Parliament should quiz Ministers of Home Affairs, Justice Legal and Parliamentary Affairs over police brutality- Zimbabwe Civil Societies

Report By Lovemore Lubinda

Civil society organisations in Zimbabwe have come together, called for the Ministers of Home Affairs(Ignatius Chombo), Justice Legal and Parliamentary Affairs(Emmerson D Mnangagwa), to be summoned before Parliament on allegations of police cruelty against civilians.

Reading a joint press statement signed by various civic society organisations, in Harare on 26 July 2016, Zimbabwe Peace Project director Jestina Mukoko condemned the recently and countrywide use of violence on protesters by the state.

She said the two ministers should condemn the rough treatment of citizens by members of the police, and make public pronouncements on the illegality of police officers violating the rights of citizens when discharging their duties.  

“We call for Parliament through the portfolio and thematic committees on justice legal and parliamentary affairs, human rights, peace and security to call the Minister of Justice Legal and Parliamentary Affairs, Minister of Home Affairs, and Commissioner General of Police to appear before Parliament and answer to allegations of police brutality against civilians, and misconduct in exercising their duties,” she said.

Mukoko said according to the Zimbabwean constitution, citizens reserve the right to petition and demonstrate against the government when not happy about the way in which they are ruled, adding that there were about 40 civilian protests across the country since January to July 2016, to which police responded with hostility.

She said in the border town of Beitbridge, dogs were let indiscriminately loose on ordinary civilians who tried to resist arrest. Mukoko added that some were dragged from their homes, and that most of the victims had no known political affiliations, nor were they part of the protests before being assaulted.

The joint statement reported that on 6 July 76 people in Bulawayo and 25 in Budiriro and Mufakose suburbs sustained various injuries from police attacks, adding that in Bulawayo again 43 children were affected by teargas fired by police into the Burombo residential flats. On 4 July 41 people sought medical attention after being assaulted by the riot police in Epworth, while on 2 July three young people were assaulted by the uniformed forces in Beitbridge while walking in the town at night.

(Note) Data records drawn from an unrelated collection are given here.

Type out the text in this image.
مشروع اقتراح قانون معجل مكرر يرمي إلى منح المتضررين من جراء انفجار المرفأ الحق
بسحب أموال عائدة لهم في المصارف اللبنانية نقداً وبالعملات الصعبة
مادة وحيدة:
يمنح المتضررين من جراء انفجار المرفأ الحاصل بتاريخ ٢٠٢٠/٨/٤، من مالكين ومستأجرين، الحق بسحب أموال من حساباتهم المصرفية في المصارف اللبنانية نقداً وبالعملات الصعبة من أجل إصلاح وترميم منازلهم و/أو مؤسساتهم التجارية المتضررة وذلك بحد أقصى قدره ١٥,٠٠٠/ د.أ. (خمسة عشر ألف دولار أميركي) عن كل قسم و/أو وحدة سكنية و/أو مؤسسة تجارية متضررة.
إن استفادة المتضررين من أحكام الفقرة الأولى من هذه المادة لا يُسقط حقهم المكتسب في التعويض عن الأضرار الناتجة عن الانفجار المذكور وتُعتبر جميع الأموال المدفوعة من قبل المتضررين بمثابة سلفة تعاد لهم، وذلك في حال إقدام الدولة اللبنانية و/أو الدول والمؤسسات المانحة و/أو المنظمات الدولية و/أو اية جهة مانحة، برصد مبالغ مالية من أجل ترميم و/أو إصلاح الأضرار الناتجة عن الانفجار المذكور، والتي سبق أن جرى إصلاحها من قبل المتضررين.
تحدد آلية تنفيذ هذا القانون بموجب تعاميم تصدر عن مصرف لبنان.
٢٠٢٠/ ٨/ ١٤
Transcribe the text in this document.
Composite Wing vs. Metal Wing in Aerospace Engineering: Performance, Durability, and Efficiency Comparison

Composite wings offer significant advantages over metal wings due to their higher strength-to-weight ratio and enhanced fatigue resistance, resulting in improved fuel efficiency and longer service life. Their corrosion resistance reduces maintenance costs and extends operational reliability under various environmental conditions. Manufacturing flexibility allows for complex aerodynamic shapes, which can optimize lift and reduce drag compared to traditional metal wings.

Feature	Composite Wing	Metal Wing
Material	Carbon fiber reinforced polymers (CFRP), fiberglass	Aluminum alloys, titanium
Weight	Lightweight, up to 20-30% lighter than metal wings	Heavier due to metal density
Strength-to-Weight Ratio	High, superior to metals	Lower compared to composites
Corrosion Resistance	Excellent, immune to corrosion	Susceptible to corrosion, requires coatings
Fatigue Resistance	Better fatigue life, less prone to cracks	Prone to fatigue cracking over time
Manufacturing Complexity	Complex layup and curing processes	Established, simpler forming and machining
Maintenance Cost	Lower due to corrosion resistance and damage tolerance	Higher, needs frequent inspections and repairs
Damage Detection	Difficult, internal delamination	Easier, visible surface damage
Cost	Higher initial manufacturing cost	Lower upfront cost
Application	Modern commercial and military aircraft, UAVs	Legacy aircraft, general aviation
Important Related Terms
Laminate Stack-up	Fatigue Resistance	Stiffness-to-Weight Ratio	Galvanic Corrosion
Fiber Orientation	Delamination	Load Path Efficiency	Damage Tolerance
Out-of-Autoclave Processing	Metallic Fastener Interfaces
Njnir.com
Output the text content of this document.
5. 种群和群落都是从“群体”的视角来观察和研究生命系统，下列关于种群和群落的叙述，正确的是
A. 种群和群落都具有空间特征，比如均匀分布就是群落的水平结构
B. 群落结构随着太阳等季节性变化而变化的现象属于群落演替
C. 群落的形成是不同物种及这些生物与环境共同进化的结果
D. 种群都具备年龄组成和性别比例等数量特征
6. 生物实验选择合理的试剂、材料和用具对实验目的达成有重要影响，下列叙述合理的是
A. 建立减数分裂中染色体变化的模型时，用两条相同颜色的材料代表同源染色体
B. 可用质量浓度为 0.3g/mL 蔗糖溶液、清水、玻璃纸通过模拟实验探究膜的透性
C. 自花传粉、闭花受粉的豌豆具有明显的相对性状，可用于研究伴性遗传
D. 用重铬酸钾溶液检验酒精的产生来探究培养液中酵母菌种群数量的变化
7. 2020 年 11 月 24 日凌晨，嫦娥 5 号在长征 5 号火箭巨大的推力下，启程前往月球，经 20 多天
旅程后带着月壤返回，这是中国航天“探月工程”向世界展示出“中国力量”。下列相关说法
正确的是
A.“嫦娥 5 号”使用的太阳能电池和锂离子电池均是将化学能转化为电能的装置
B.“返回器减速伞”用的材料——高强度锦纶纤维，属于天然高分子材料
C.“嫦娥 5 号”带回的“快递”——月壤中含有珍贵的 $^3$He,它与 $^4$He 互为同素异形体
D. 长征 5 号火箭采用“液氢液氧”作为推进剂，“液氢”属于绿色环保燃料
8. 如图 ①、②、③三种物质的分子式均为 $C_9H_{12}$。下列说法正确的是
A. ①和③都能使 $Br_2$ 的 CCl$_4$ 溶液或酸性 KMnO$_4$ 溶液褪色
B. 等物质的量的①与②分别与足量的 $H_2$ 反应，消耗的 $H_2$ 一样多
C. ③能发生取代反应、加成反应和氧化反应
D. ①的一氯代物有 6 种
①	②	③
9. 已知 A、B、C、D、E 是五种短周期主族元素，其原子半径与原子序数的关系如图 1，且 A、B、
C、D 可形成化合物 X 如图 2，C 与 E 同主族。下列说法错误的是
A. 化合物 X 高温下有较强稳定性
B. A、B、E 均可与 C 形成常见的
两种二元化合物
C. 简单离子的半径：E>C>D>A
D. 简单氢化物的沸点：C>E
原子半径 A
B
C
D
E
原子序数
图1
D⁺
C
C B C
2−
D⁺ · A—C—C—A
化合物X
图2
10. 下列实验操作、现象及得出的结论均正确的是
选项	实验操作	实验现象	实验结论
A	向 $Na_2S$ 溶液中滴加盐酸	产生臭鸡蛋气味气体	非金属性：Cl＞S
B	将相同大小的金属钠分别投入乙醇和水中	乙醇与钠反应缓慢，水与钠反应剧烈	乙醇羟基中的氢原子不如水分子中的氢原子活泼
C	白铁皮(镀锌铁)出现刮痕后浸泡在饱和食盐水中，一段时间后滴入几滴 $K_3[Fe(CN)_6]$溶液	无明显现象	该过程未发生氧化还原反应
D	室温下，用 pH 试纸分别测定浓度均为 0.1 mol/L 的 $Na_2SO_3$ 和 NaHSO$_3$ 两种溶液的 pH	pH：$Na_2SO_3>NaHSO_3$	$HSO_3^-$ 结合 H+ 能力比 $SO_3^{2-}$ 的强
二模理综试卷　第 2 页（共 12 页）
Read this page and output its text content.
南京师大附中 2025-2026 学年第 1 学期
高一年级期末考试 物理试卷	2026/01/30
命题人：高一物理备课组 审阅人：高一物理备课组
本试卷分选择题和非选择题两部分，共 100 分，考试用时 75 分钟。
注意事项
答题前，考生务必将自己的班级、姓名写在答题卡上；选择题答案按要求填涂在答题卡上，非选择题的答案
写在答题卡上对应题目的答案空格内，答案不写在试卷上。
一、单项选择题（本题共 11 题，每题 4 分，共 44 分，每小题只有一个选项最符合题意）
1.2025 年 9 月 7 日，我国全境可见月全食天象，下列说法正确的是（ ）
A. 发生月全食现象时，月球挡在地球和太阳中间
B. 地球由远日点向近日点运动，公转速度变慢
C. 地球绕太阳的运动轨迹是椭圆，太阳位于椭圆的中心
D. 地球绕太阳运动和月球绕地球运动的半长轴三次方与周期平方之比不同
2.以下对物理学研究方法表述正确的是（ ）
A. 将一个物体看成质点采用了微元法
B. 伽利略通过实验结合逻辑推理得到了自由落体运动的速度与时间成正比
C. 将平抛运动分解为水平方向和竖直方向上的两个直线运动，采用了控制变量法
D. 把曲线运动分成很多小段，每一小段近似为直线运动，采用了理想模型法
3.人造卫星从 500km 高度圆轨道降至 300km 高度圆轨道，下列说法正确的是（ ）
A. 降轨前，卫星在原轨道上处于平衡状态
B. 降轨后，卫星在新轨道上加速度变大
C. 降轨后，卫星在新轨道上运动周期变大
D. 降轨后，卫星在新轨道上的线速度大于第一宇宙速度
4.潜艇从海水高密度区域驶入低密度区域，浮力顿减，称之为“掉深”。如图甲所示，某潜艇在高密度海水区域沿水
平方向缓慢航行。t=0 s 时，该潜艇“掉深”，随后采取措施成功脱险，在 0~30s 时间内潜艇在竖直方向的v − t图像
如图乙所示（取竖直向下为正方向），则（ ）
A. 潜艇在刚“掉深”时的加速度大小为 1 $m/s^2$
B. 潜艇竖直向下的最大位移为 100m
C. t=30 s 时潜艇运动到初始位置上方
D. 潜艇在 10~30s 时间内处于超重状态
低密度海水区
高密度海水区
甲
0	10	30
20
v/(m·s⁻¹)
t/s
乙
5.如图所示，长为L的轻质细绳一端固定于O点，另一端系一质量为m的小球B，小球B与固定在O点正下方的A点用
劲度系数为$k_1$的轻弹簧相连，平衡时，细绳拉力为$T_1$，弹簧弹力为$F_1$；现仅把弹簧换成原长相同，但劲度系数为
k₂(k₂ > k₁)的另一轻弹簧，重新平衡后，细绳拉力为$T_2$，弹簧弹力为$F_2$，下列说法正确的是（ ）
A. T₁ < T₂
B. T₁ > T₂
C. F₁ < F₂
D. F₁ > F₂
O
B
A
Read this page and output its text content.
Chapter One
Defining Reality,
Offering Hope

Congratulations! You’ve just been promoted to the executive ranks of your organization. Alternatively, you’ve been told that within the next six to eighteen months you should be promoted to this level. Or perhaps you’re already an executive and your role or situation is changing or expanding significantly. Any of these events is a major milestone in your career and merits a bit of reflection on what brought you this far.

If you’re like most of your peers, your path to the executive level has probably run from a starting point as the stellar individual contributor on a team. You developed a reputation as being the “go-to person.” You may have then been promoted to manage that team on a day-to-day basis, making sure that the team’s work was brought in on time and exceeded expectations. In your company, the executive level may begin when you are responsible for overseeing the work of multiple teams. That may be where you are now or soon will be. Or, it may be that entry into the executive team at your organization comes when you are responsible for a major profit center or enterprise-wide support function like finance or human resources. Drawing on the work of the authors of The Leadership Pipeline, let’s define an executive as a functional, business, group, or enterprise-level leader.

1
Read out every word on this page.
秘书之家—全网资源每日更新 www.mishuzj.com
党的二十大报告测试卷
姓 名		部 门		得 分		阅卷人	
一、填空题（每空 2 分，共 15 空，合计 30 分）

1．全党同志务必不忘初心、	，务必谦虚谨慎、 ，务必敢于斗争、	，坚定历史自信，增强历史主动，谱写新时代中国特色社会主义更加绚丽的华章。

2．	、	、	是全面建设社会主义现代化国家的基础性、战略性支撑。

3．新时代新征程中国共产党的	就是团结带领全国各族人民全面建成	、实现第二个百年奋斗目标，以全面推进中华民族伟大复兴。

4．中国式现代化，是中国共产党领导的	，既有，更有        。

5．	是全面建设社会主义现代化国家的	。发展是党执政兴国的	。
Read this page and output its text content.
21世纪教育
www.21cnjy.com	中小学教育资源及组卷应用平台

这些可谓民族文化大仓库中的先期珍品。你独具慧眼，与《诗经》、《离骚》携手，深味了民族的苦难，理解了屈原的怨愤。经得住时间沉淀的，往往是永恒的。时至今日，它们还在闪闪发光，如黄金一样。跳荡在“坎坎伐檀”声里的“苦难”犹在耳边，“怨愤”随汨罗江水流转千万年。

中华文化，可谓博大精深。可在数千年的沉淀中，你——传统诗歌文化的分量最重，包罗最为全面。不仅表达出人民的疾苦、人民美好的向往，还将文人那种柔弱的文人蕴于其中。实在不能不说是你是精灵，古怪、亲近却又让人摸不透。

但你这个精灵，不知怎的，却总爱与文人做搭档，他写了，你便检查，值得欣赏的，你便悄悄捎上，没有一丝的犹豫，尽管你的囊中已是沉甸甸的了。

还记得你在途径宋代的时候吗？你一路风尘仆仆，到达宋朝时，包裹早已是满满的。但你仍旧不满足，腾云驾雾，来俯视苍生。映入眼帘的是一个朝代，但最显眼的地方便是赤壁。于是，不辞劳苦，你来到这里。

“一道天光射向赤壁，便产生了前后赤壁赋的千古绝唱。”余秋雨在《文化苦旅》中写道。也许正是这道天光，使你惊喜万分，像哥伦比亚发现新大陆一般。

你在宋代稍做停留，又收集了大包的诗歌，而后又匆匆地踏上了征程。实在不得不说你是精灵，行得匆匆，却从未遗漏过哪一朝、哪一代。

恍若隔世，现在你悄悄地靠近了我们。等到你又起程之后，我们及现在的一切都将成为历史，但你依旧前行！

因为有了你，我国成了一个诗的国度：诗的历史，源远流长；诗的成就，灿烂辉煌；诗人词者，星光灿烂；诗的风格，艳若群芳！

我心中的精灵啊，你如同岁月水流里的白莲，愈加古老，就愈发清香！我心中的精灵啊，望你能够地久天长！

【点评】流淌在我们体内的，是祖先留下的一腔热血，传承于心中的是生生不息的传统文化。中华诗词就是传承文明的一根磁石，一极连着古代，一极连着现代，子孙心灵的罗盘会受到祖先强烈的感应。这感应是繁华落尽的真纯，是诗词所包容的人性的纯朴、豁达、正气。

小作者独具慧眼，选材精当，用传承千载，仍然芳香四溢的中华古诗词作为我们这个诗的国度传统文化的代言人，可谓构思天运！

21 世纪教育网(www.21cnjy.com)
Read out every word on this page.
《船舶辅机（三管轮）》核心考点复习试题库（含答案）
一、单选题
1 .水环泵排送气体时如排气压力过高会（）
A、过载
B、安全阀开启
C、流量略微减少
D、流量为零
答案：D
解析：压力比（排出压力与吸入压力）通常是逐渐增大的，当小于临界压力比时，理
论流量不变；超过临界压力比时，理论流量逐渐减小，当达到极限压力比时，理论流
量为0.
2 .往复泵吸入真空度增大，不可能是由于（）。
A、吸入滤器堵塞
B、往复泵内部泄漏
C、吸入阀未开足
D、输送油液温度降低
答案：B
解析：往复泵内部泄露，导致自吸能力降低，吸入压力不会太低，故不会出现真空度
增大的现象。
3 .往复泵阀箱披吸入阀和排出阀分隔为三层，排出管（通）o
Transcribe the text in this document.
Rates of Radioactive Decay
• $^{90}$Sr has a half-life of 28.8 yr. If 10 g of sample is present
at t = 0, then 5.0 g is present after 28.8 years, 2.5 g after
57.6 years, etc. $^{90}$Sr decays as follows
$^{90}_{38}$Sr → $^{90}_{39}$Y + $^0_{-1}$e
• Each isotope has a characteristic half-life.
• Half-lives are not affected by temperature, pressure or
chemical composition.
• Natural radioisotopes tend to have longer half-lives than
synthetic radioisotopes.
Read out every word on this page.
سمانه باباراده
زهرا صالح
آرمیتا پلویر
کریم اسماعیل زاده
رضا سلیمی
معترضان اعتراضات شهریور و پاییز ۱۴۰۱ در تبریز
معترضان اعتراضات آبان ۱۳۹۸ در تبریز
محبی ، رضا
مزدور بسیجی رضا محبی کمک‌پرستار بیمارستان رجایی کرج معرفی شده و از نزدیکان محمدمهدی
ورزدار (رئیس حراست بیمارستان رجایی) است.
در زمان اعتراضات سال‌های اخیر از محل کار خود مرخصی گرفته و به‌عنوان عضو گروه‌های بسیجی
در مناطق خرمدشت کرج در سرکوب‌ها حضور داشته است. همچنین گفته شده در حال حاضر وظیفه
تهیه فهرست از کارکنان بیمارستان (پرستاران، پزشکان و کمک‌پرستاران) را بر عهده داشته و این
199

The civil organisations said the arrested protesters that were attended to by the Zimbabawe Lawyers for Human Rights between 4 and 13 July included 165 from Harare, 107 Bulawayo, 30 Matabeleland south, and 24 Matabeleland North, among others. She said most of those injured in could not seek medical attention because of heavy police presence in the high density suburbs.

Mukoko said most of those arrested were charged with violating the provisions of Criminal Law Codification and Reform Act, 304 with public violence or inciting it, 22 with obstructing traffic, 16 under Public Order and Security Act, and one for attempting to overthrow the government.

The civil societies said for a solution to these challenges to be achieved, a holistic approach is needed in the full implementation of the constitution, restoration of rule of law, respect for basic rights and freedoms, and economic reforms that generate investor confidence, among others.

The organisations called the Zimbabwe Human Rights Commission to investigation the incidences of human rights abuse that have occurred during the protests by various citizens of Zimbabwe, and where perpetrators are identified be condemned, and made to face the law; And to secure appropriate public redress to victims of police brutality including recommending the prosecution of the offending officers.  

These calls came after traders in Beitbridge protested over a policy enacted by the government (Statutory Instrument 64 of 2016) to restrict the importation of certain foodstuff from South Africa, to protect local industries. The protests triggered similar ones in Harare, where commuter omnibus operators demonstrated against the police for allegedly mounting too many roadblocks, extortion, and soliciting for bribes.